Google’s definition of Girl Power: a term of empowerment, expressed a cultural phenomenon of the 1990s and early 2000s (decade).
The phrase is older than me.
But I’ve started to notice that despite woman crush Wednesday, Lena Dunham and spice girls lyrics, we don’t really have a lot of this so called girl power anymore; we are celebrating, idolising and empowering women more than ever but we’re not truly supporting and accepting them. Sometimes it feels like we’re screening HeForShe when we haven’t shown the SheForShe prequel. And this has very swiftly forced me to conclude that we hate women.
Now Teamales you may be looking over at your lesbian lover/best friend/I heart Tess Daly mug thinking BUT JESS I DON’T HATE WOMEN! And this of course is an understandable reaction, we don’t purposely dislike our own tribe, but we neglect them on a regular basis. For example, when was the last time you described yourself as a girly girl?
BUT JESS you cry out again (warning: you do may do lots of crying out during this post so have the strepsils at the ready) I’M GENUINELY NOT A GIRLY GIRL and I would agree because for me the answer to that question is also never. In fact last year someone described me as a ‘girly girl’ and I was offended- insulted that they saw me as a stereotype that I knew I didn’t slot into. I haven’t painted my nails since my Uncle’s wedding in 2006 and still think Jimmy Choo is where they’re holding the next Olympics, I’m not a ‘girly girl’. And there’s a high chance that you’re thinking the same thing.
So let’s do a quick social experiment, ask the nearest person- I’m not picky but preferably one with a vagina- and ask them if they’re a girly girl and then wait as they respond with a denial just like I did last year because they ‘don’t like pink’ or ‘play rugby’ or don’t speak English and therefore understand the question. If this does happen just smile politely at the foreign language student you’ve just pestered and point them in the direction of a Debenhams tearoom.
But you get the point, as women we are constantly disassociating from being women and why? I DON’T KNOW WHY I DO IT you scream in horror I DIDN’T EVEN REALISE I WAS but it’s not directly your fault teamales because we live in a society where our stereotype is looked down on for being ditzy vain needy demanding skinny and understandably none of us want to be linked to that.
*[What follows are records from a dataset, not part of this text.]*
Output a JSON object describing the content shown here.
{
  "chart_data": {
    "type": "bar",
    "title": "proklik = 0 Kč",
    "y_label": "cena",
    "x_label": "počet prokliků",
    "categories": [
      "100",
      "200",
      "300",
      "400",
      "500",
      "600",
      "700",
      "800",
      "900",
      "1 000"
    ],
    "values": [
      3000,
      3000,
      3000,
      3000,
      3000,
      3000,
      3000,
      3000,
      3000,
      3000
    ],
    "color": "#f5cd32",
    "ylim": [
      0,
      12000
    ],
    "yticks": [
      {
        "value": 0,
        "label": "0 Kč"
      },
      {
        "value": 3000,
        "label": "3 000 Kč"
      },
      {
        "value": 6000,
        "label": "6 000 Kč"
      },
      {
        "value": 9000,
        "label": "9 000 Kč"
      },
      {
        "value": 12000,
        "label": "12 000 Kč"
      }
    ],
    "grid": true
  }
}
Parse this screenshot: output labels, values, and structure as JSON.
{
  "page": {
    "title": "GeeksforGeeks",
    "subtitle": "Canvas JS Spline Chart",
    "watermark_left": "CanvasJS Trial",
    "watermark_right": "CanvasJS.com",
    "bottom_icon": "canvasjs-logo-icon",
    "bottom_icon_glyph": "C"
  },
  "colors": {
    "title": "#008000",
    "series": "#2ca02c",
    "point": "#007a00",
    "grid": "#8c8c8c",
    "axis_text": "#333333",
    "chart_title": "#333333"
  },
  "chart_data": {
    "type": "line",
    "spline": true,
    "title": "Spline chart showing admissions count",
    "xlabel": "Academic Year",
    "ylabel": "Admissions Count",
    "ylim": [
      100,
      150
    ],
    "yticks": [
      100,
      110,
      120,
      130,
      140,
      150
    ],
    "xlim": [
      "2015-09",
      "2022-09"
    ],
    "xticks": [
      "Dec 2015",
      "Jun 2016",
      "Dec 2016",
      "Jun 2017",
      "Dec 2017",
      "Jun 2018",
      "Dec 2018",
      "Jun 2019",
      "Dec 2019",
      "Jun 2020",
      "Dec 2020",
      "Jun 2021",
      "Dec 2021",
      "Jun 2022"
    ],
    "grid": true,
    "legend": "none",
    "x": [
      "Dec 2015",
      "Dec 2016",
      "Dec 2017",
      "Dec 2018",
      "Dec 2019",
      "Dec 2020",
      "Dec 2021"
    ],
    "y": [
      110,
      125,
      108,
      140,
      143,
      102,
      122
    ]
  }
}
We live in a generation where ‘you’re not like other girls’ is a compliment but being a ‘girly girl’ makes your eyes roll off your face and into the MAC makeup store to knock over the display of lipstick that you never wear. Ultimately, we have created a stereotype that none of us fit into. If none of us women identify as girly girls then what IS a girly girl? Why does our gender maintain so many clichés if so many are now outdated? Surely our stereotype should reflect the majority of the population not the cast of Wild Child.
As babies we are dressed in pink, given dolls to play with, cupcakes to ice, a stethoscope necklace because women are still seen as the carers, the homemakers (in fact Google specifies women in its definition for ‘homemaker’) however as we grow up in this next wave of feminism and reject those roles, we also seem to be reject everything surrounding typically feminine symbols in fear that they’ll cause us to be reattached to this housewifey ‘girly’ role. Which is ironic as there’s nothing more complimentary to a man than to be ‘manly’- who remembers when we compared magazine covers and saw all those empowering ‘Bake like a Man’ headlines- but a womanly woman? No, she’s an airhead.
There’s no change on the playground either, the kids have already got a grasp of this inferior female concept when they tease each other for throwing like a girl or crying like a girl, until girls don’t want to be girls anymore because they don’t want to be the weak ones. My Dad always says to me ‘oh don’t be such a girl!’ and I believe now is the time to reclaim that concept.
Because what IS a girl and what makes her any less kick ass than you? Why does throwing like a girl equate to bridal Barbie sporadically flinging her wedding bouquet instead of shotput star Jessica Ennis? These issues are addressed in Alway’s ongoing #LikeAGirl campaign as it questions so many of the unfair stereotypes young girls are still facing today- some of these girls are still in the single figure section for birthdays, yet they’re already being made to feel inadequate simply because of their gender.
Who wants to renovate the girly girl? This is your line: I DO JESS I DOOOOO! We have to turn a girl’s connotation into a good thing so that in years to come #LikeAGirl will be the tag for Match.com’s latest promotional campaign. We have to start describing ourselves as girly girls and stretch the container that that label lives in, reinventing people’s views about our inferior gender. I am proud to be a girly girl. And you should be too.